Un soir, sur instagram, je tombe sur une vidéo teaser de 30 secondes, une ambiance, un univers, une stylistique bien affirmée et des expressions qui me prennent aux tripes tout de suite, je veux voir cette pièce !!!!!!! Elle s’appelle MOOD, et est chorégraphiée par Lasseindra Ninja, artiste engagée, danseuse et pionnière de la culture de la ballroom scène en France, et plus précisément à Paris. Lasseindra danse et performe depuis bien longtemps, fédère via l’organisation d’évènement au sein de la communauté lgbt de la ballroom scène (voir article Le voguing, une Danse née de la discrimination et du racisme) dans le monde entier mais écrire une pièce pour une troupe externe à la communauté en vue de la présenter en théâtre, c’est une première !

 

Crédit photo : Homard Payette

 

MOOD se jouera au théâtre du chatelet du 16 au 19 juillet dans le cadre d’une commande auprès du collectif (la)Horde (à la direction artistique du ballet national de Marseille depuis 2019), dont j’adore le travail : leur collaboration avec Christine and the Queen, avec Burberry ou encore Isabel Marant sont des bijoux animés, qui abordent la Danse d’une manière instinctive et criante de vérité qui me touchent profondément.
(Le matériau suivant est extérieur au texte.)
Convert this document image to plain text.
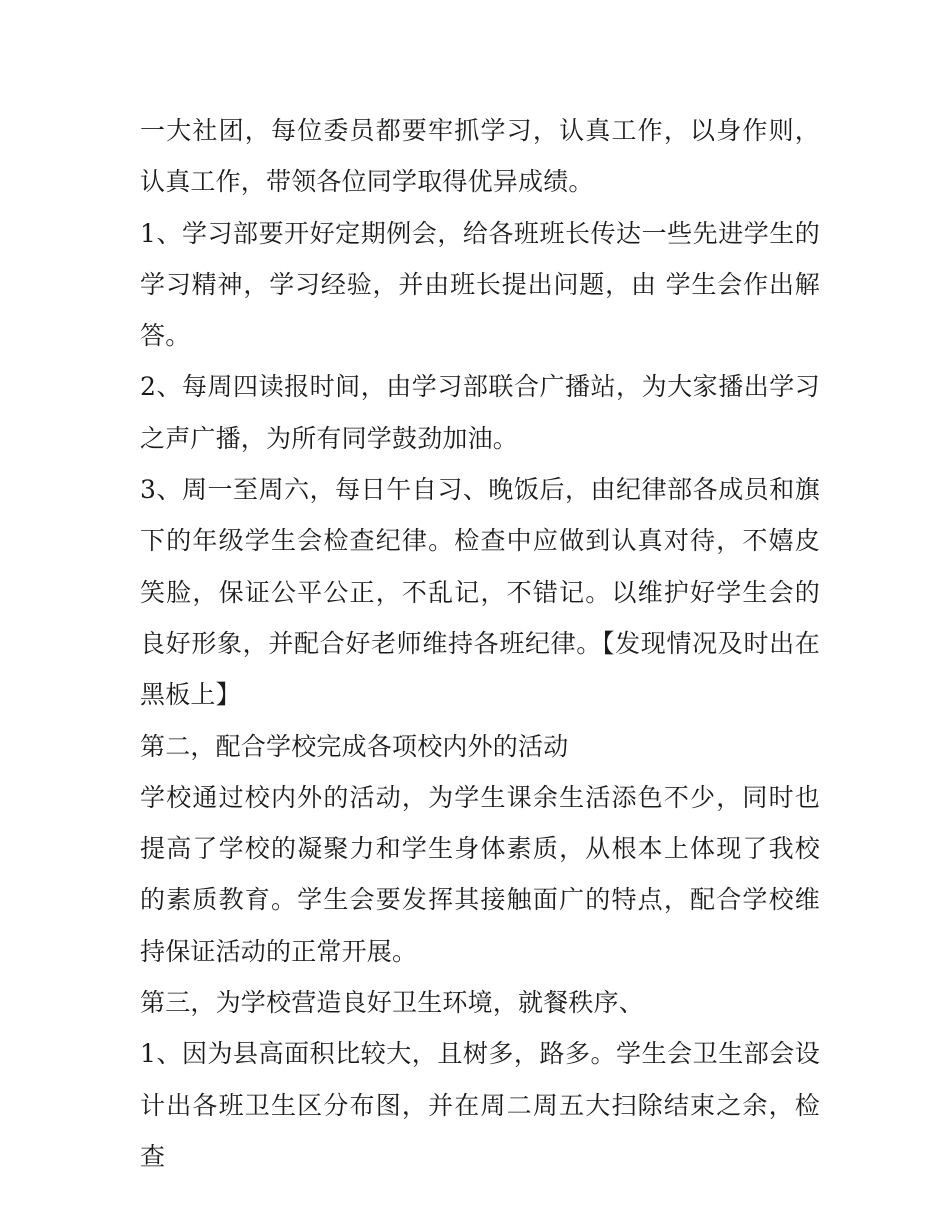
一大社团，每位委员都要牢抓学习，认真工作，以身作则，认真工作，带领各位同学取得优异成绩。

1、学习部要开好定期例会，给各班班长传达一些先进学生的学习精神，学习经验，并由班长提出问题，由 学生会作出解答。

2、每周四读报时间，由学习部联合广播站，为大家播出学习之声广播，为所有同学鼓劲加油。

3、周一至周六，每日午自习、晚饭后，由纪律部各成员和旗下的年级学生会检查纪律。检查中应做到认真对待，不嬉皮笑脸，保证公平公正，不乱记，不错记。以维护好学生会的良好形象，并配合好老师维持各班纪律。【发现情况及时出在黑板上】

第二，配合学校完成各项校内外的活动

学校通过校内外的活动，为学生课余生活添色不少，同时也提高了学校的凝聚力和学生身体素质，从根本上体现了我校的素质教育。学生会要发挥其接触面广的特点，配合学校维持保证活动的正常开展。

第三，为学校营造良好卫生环境，就餐秩序、

1、因为县高面积比较大，且树多，路多。学生会卫生部会设计出各班卫生区分布图，并在周二周五大扫除结束之余，检查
Leur projet ici : inviter 4 chorégraphes à la pate bien distincte au sein d’une même représentation. Le fil conducteur au-delà d’être de la famille du mouvement, l’interrogation sur le genre.

 

Affiche : Alice Gavin

 

1ère fois depuis le premier confinement que j’entre dans un théâtre, je vibre déjà !!!!

Les créations de Lucinda Childs Tempo Vicino, Tania Carvalho One of four periods in time (ellipsis), Lasseindra Ninja Mood et Oona Doherty Lazarus se suivent, mais ne se ressemblent pas ; les corps et les âmes des danseurs du ballet national de Marseille s’adaptent et s’imprègnent de l’énergie et de l’histoire de chaque chorégraphe d’une façon impressionnante.

Les lignes, les directions, la géométrie et l’extrême précision de Tempo Vicino , les tableaux vivants de One of four periods in time (ellipsis), les dénonciations virulentes et poétiques de Lazarus et Mood

Le deuxième entracte se termine, les lumières s’éteignent à nouveau, nous sommes plongé.e.s dans le noir, la musique commence, on se croirait dans un club, une atmosphère particulière s’installe, la scène est toujours dans l’obscurité, la tension monte et l’imaginaire part : qu’est-ce que l’on va découvrir ? Est-ce qu’ils/elles sont déjà sur scène ? Combien de danseur.se.s y a-t-il ? Comment vont-ils/elles être habillé.e.s ? L’instant noir me parait long et me rend de plus en plus curieuse mais la musique m’enivre, mon corps bouge sur ma chaise et ma tête s’articule au gré du rythme prenant du premier choix musical de Lasseindra : Maboko na ndouzou de Boddhi Satva.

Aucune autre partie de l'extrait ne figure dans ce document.